Sperber, Hugo

Sperber Hugo, Rechtsanwalt. Geb. Wien, 26. 11. 1885; gest. KZ Dachau, Dt. Reich (Dtld.), 16. 10. 1938 (ermordet); mos.

Sohn des Fabrikanten Jacob S. S. stud. nach der Matura am Gymn. Baden (NÖ) 1904–09 an der Univ. Wien u. a. bei E. Bernatzik und E. Frh. v. Schwind (beide s. d.) Jus, hörte aber auch Vorlesungen über Geschichte, Kunstgeschichte, klass. Philol. und Phil.; 1909 Dr. jur. Nach der Gerichtspraxis bei den Landesgerichten für Strafsachen bzw. für Zivilrechtssachen und beim Handelsgericht absolv. S. die Anwaltspraxis bei verschiedenen Wr. Rechtsanwälten (1913 Advokatenprüfung) und wurde nach Kriegsdienstleistung (ab 1915; 1916 verwundet, Karl Truppenkreuz und Verwundetenabzeichen; zuletzt Oblt.) 1916 Rechtsanwalt in Wien. Er war ein bekannter Strafverteidiger, auch in polit. (z. B. im Wr. Schutzbundprozeß 1935) und Standgerichtsverfahren. S.s vielseitige Stud. waren die Grundlage für seine umfassende Bildung, die dann in seinen witzigen Plädoyers, noch mehr aber in den geistreichen Unterhaltungen mit seinen Wr. intellektuellen Freunden im Café Herrenhof (Wien 1) zum Ausdruck kam. Seit dem 18. Lebensjahr Mitgl. der SDAP, war er in der Parteivolksbildung tätig und hielt Kurse u. a. über Strafverfahren und Rechtsfragen des tägl. Lebens ab. Seine 1930 in Buchform erschienene Schrift „Todesgedanke und Lebensgestaltung“ ist aus seiner Befassung mit der Individualpsychol. A. Adlers (s. d.) entstanden. Nach dem „Anschluß“ 1938 wurde S. mit einem der ersten Transporte nach Dachau deportiert. Friedrich Torberg hat diesem heiter-spött., geistreichen Lebenskünstler, der seinen Beruf mit Eifer und großem sozialen Engagement ausübte, ein literar. Denkmal gesetzt.

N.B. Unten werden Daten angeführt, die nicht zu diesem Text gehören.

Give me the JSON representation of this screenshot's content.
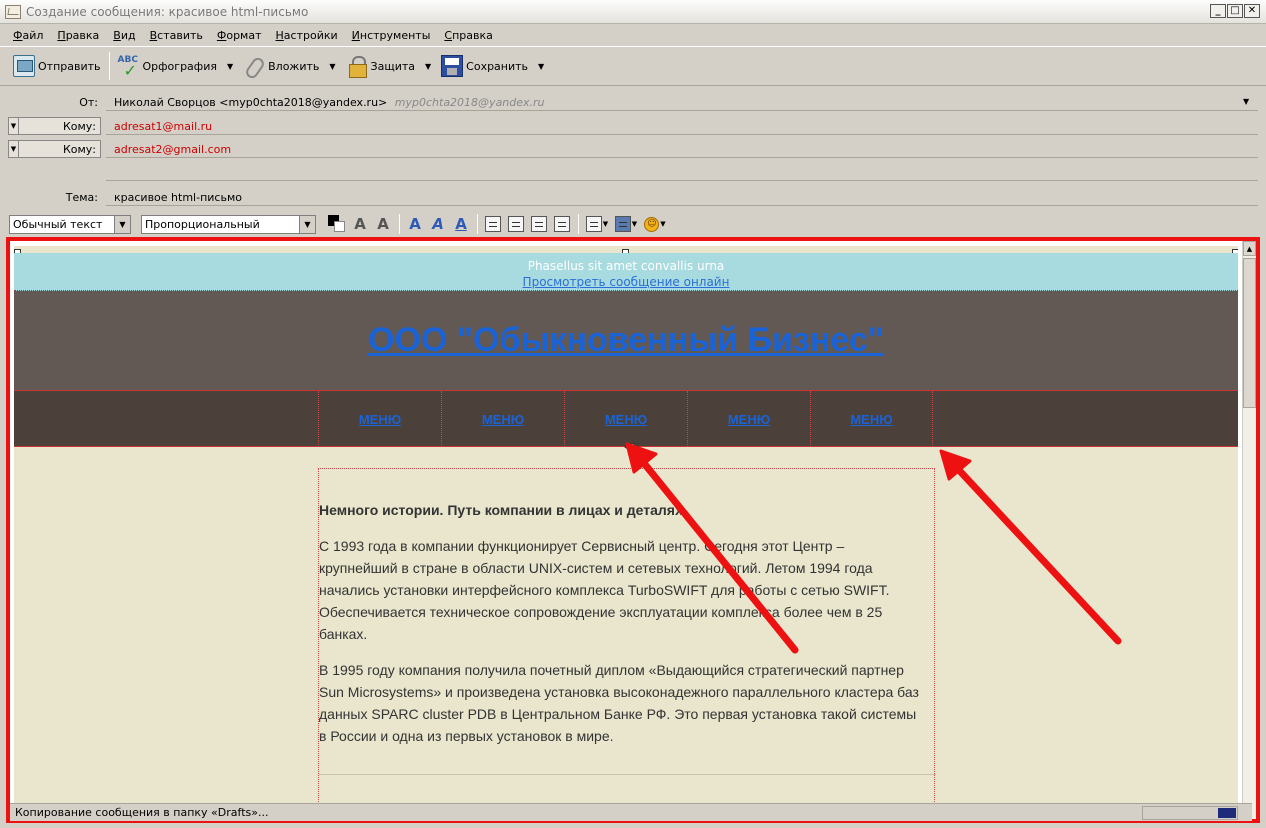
{
  "window": {
    "title": "Создание сообщения: красивое html-письмо"
  },
  "menu": [
    "Файл",
    "Правка",
    "Вид",
    "Вставить",
    "Формат",
    "Настройки",
    "Инструменты",
    "Справка"
  ],
  "toolbar": {
    "send": "Отправить",
    "spelling": "Орфография",
    "attach": "Вложить",
    "security": "Защита",
    "save": "Сохранить"
  },
  "header": {
    "from_label": "От:",
    "from_value": "Николай Сворцов <myp0chta2018@yandex.ru>",
    "from_hint": "myp0chta2018@yandex.ru",
    "to_label": "Кому:",
    "recipients": [
      "adresat1@mail.ru",
      "adresat2@gmail.com"
    ],
    "subject_label": "Тема:",
    "subject_value": "красивое html-письмо"
  },
  "format": {
    "paragraph_style": "Обычный текст",
    "font": "Пропорциональный"
  },
  "email": {
    "preheader": "Phasellus sit amet convallis urna",
    "view_online": "Просмотреть сообщение онлайн",
    "company": "ООО \"Обыкновенный Бизнес\"",
    "menu_items": [
      "МЕНЮ",
      "МЕНЮ",
      "МЕНЮ",
      "МЕНЮ",
      "МЕНЮ"
    ],
    "heading": "Немного истории. Путь компании в лицах и деталях.",
    "paragraph1": "С 1993 года в компании функционирует Сервисный центр. Сегодня этот Центр – крупнейший в стране в области UNIX-систем и сетевых технологий. Летом 1994 года начались установки интерфейсного комплекса TurboSWIFT для работы с сетью SWIFT. Обеспечивается техническое сопровождение эксплуатации комплекса более чем в 25 банках.",
    "paragraph2": "В 1995 году компания получила почетный диплом «Выдающийся стратегический партнер Sun Microsystems» и произведена установка высоконадежного параллельного кластера баз данных SPARC cluster PDB в Центральном Банке РФ. Это первая установка такой системы в России и одна из первых установок в мире."
  },
  "status": {
    "text": "Копирование сообщения в папку «Drafts»..."
  },
  "colors": {
    "annotation_red": "#ee1111",
    "link_blue": "#1a63d6",
    "header_bg": "#635954",
    "nav_bg": "#4b403a",
    "preheader_bg": "#a8dbe0",
    "body_bg": "#e9e6cd"
  }
}
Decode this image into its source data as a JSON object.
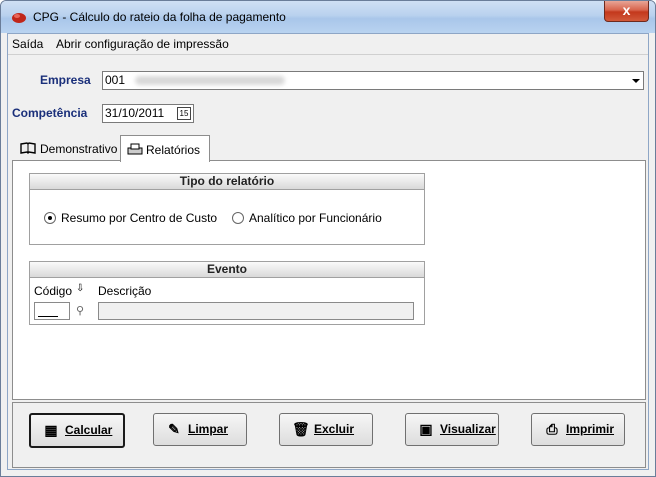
{
  "window": {
    "title": "CPG - Cálculo do rateio da folha de pagamento",
    "close_symbol": "x"
  },
  "menu": {
    "items": [
      {
        "label": "Saída"
      },
      {
        "label": "Abrir configuração de impressão"
      }
    ]
  },
  "empresa": {
    "label": "Empresa",
    "value": "001"
  },
  "competencia": {
    "label": "Competência",
    "value": "31/10/2011",
    "calendar_glyph": "15"
  },
  "tabs": [
    {
      "label": "Demonstrativo",
      "icon": "book-icon"
    },
    {
      "label": "Relatórios",
      "icon": "printer-icon"
    }
  ],
  "tipo": {
    "title": "Tipo do relatório",
    "options": [
      {
        "label": "Resumo por Centro de Custo",
        "checked": true
      },
      {
        "label": "Analítico por Funcionário",
        "checked": false
      }
    ]
  },
  "evento": {
    "title": "Evento",
    "col_codigo": "Código",
    "col_descricao": "Descrição"
  },
  "buttons": [
    {
      "label": "Calcular",
      "icon": "calculator-icon"
    },
    {
      "label": "Limpar",
      "icon": "eraser-icon"
    },
    {
      "label": "Excluir",
      "icon": "trash-icon"
    },
    {
      "label": "Visualizar",
      "icon": "monitor-icon"
    },
    {
      "label": "Imprimir",
      "icon": "printer-icon"
    }
  ]
}
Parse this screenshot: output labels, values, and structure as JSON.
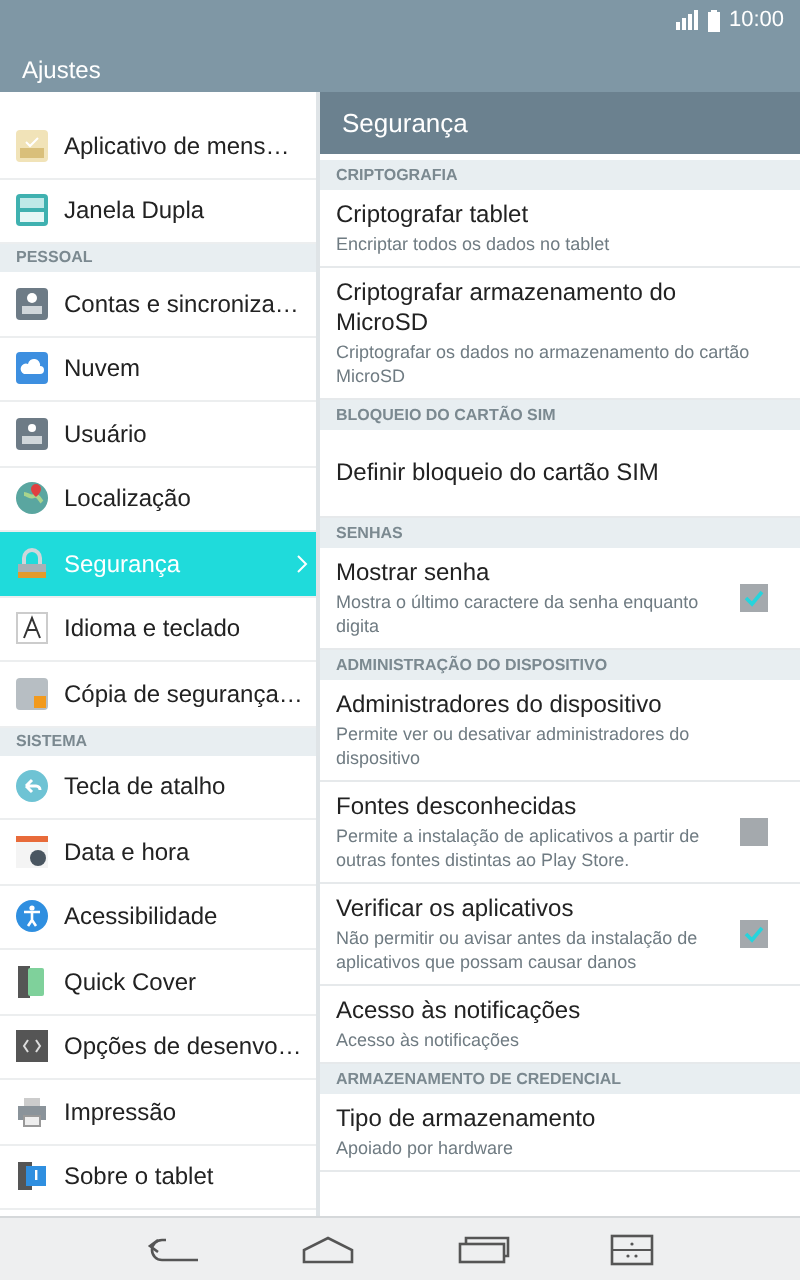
{
  "status_bar": {
    "time": "10:00"
  },
  "title_bar": {
    "title": "Ajustes"
  },
  "sidebar": {
    "items": [
      {
        "kind": "item",
        "label": "Aplicativo de mens…",
        "selected": false
      },
      {
        "kind": "item",
        "label": "Janela Dupla",
        "selected": false
      },
      {
        "kind": "header",
        "label": "PESSOAL"
      },
      {
        "kind": "item",
        "label": "Contas e sincroniza…",
        "selected": false
      },
      {
        "kind": "item",
        "label": "Nuvem",
        "selected": false
      },
      {
        "kind": "item",
        "label": "Usuário",
        "selected": false
      },
      {
        "kind": "item",
        "label": "Localização",
        "selected": false
      },
      {
        "kind": "item",
        "label": "Segurança",
        "selected": true
      },
      {
        "kind": "item",
        "label": "Idioma e teclado",
        "selected": false
      },
      {
        "kind": "item",
        "label": "Cópia de segurança…",
        "selected": false
      },
      {
        "kind": "header",
        "label": "SISTEMA"
      },
      {
        "kind": "item",
        "label": "Tecla de atalho",
        "selected": false
      },
      {
        "kind": "item",
        "label": "Data e hora",
        "selected": false
      },
      {
        "kind": "item",
        "label": "Acessibilidade",
        "selected": false
      },
      {
        "kind": "item",
        "label": "Quick Cover",
        "selected": false
      },
      {
        "kind": "item",
        "label": "Opções de desenvo…",
        "selected": false
      },
      {
        "kind": "item",
        "label": "Impressão",
        "selected": false
      },
      {
        "kind": "item",
        "label": "Sobre o tablet",
        "selected": false
      }
    ]
  },
  "detail": {
    "title": "Segurança",
    "items": [
      {
        "kind": "header",
        "label": "CRIPTOGRAFIA"
      },
      {
        "kind": "text",
        "title": "Criptografar tablet",
        "subtitle": "Encriptar todos os dados no tablet"
      },
      {
        "kind": "text",
        "title": "Criptografar armazenamento do MicroSD",
        "subtitle": "Criptografar os dados no armazenamento do cartão MicroSD"
      },
      {
        "kind": "header",
        "label": "BLOQUEIO DO CARTÃO SIM"
      },
      {
        "kind": "text",
        "title": "Definir bloqueio do cartão SIM"
      },
      {
        "kind": "header",
        "label": "SENHAS"
      },
      {
        "kind": "checkbox",
        "title": "Mostrar senha",
        "subtitle": "Mostra o último caractere da senha enquanto digita",
        "checked": true
      },
      {
        "kind": "header",
        "label": "ADMINISTRAÇÃO DO DISPOSITIVO"
      },
      {
        "kind": "text",
        "title": "Administradores do dispositivo",
        "subtitle": "Permite ver ou desativar administradores do dispositivo"
      },
      {
        "kind": "checkbox",
        "title": "Fontes desconhecidas",
        "subtitle": "Permite a instalação de aplicativos a partir de outras fontes distintas ao Play Store.",
        "checked": false
      },
      {
        "kind": "checkbox",
        "title": "Verificar os aplicativos",
        "subtitle": "Não permitir ou avisar antes da instalação de aplicativos que possam causar danos",
        "checked": true
      },
      {
        "kind": "text",
        "title": "Acesso às notificações",
        "subtitle": "Acesso às notificações"
      },
      {
        "kind": "header",
        "label": "ARMAZENAMENTO DE CREDENCIAL"
      },
      {
        "kind": "text",
        "title": "Tipo de armazenamento",
        "subtitle": "Apoiado por hardware"
      }
    ]
  }
}
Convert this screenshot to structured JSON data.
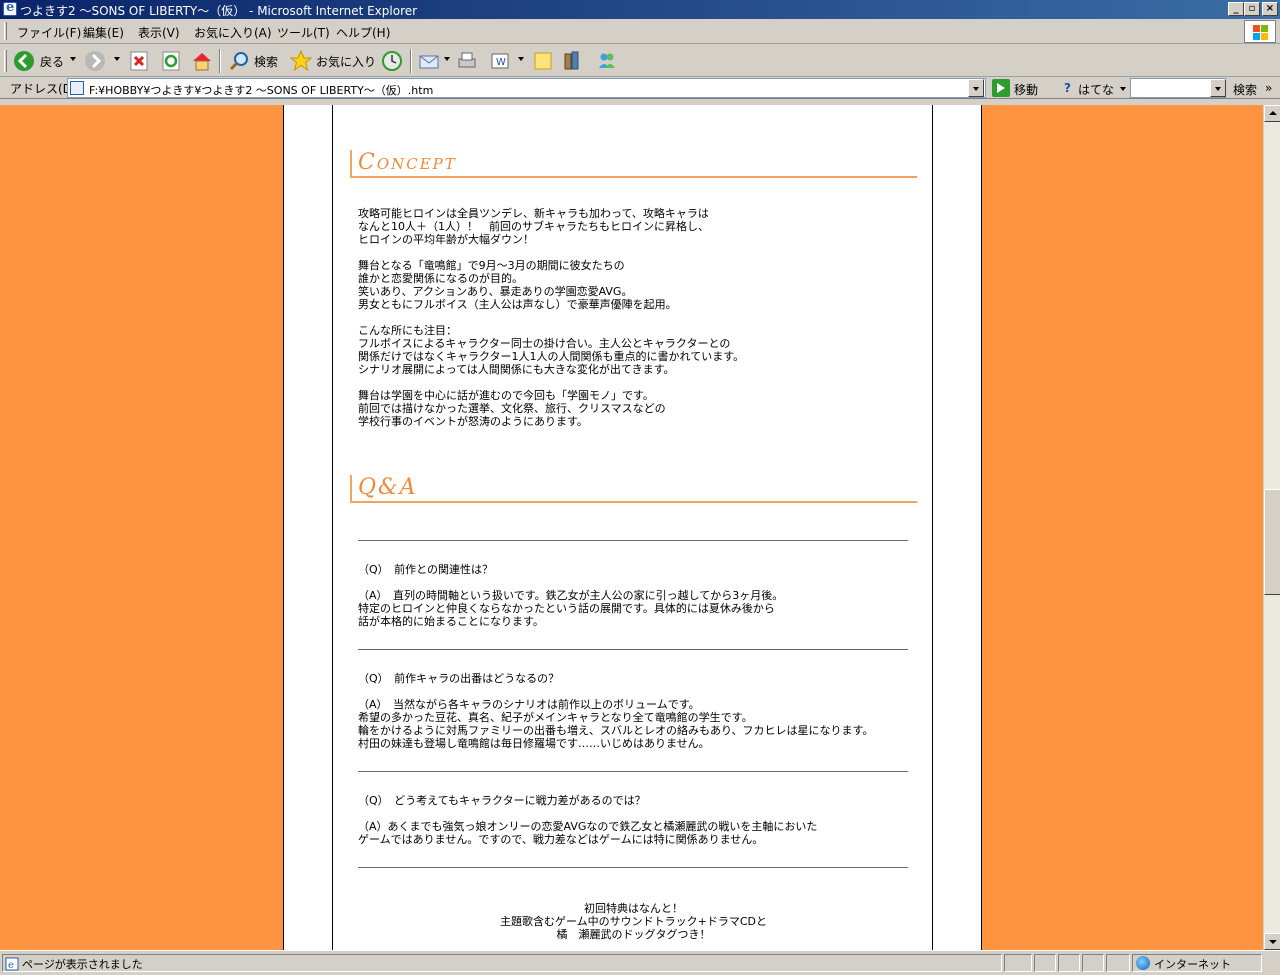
{
  "window": {
    "title": "つよきす2 ～SONS OF LIBERTY～（仮） - Microsoft Internet Explorer"
  },
  "menu": {
    "items": [
      "ファイル(F)",
      "編集(E)",
      "表示(V)",
      "お気に入り(A)",
      "ツール(T)",
      "ヘルプ(H)"
    ]
  },
  "toolbar": {
    "back_label": "戻る",
    "search_label": "検索",
    "favorites_label": "お気に入り"
  },
  "address": {
    "label": "アドレス(D)",
    "url": "F:¥HOBBY¥つよきす¥つよきす2 ～SONS OF LIBERTY～（仮）.htm",
    "go_label": "移動",
    "hatena_label": "はてな",
    "search_label": "検索"
  },
  "page": {
    "concept_heading": "Concept",
    "concept_paragraphs": [
      [
        "攻略可能ヒロインは全員ツンデレ、新キャラも加わって、攻略キャラは",
        "なんと10人＋（1人）！　前回のサブキャラたちもヒロインに昇格し、",
        "ヒロインの平均年齢が大幅ダウン！"
      ],
      [
        "舞台となる「竜鳴館」で9月～3月の期間に彼女たちの",
        "誰かと恋愛関係になるのが目的。",
        "笑いあり、アクションあり、暴走ありの学園恋愛AVG。",
        "男女ともにフルボイス（主人公は声なし）で豪華声優陣を起用。"
      ],
      [
        "こんな所にも注目：",
        "フルボイスによるキャラクター同士の掛け合い。主人公とキャラクターとの",
        "関係だけではなくキャラクター1人1人の人間関係も重点的に書かれています。",
        "シナリオ展開によっては人間関係にも大きな変化が出てきます。"
      ],
      [
        "舞台は学園を中心に話が進むので今回も「学園モノ」です。",
        "前回では描けなかった選挙、文化祭、旅行、クリスマスなどの",
        "学校行事のイベントが怒涛のようにあります。"
      ]
    ],
    "qa_heading": "Q&A",
    "qa": [
      {
        "q": "（Q）　前作との関連性は？",
        "a": [
          "（A）　直列の時間軸という扱いです。鉄乙女が主人公の家に引っ越してから3ヶ月後。",
          "特定のヒロインと仲良くならなかったという話の展開です。具体的には夏休み後から",
          "話が本格的に始まることになります。"
        ]
      },
      {
        "q": "（Q）　前作キャラの出番はどうなるの？",
        "a": [
          "（A）　当然ながら各キャラのシナリオは前作以上のボリュームです。",
          "希望の多かった豆花、真名、紀子がメインキャラとなり全て竜鳴館の学生です。",
          "輪をかけるように対馬ファミリーの出番も増え、スバルとレオの絡みもあり、フカヒレは星になります。",
          "村田の妹達も登場し竜鳴館は毎日修羅場です……いじめはありません。"
        ]
      },
      {
        "q": "（Q）　どう考えてもキャラクターに戦力差があるのでは？",
        "a": [
          "（A）あくまでも強気っ娘オンリーの恋愛AVGなので鉄乙女と橘瀬麗武の戦いを主軸においた",
          "ゲームではありません。ですので、戦力差などはゲームには特に関係ありません。"
        ]
      }
    ],
    "bonus_lines": [
      "初回特典はなんと！",
      "主題歌含むゲーム中のサウンドトラック+ドラマCDと",
      "橘　瀬麗武のドッグタグつき！"
    ]
  },
  "status": {
    "text": "ページが表示されました",
    "zone": "インターネット"
  },
  "scroll": {
    "position_fraction": 0.52
  }
}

Werke: Die Lüge im Strafrecht, 1927; etc.
Literatur: WZ, 17., 19. 4. 1935; Der Sozialist. Kampf (Paris), 5. 11. 1938; F. Torberg, Die Tante Jolesch oder Der Untergang des Abendlandes in Anekdoten, 1975, S. 185f., 189, 207ff.; ders., Die Erben der Tante Jolesch, 1978, S. 62ff.; M. Marschalek, in: Sozialistenprozesse, ed. K. R. Stadler, 1986, S. 413, 420; P. Wrabetz, Österr. Rechtsanwälte in Vergangenheit und Gegenwart, 2002, S. 131ff., 333; ders., in: Österr. Anwaltsbl. 67, 2005, S. 69ff.; B. Kreisky, Zwischen den Zeiten, o. J., S. 243; DÖW, IKG, KA, UA, Rechtsanwaltskammer Wien, alle Wien.
Autor: (P. Wrabetz)
Referenz: ÖBL 1815-1950, Bd. 13 (Lfg. 59, 2007), S. 16f.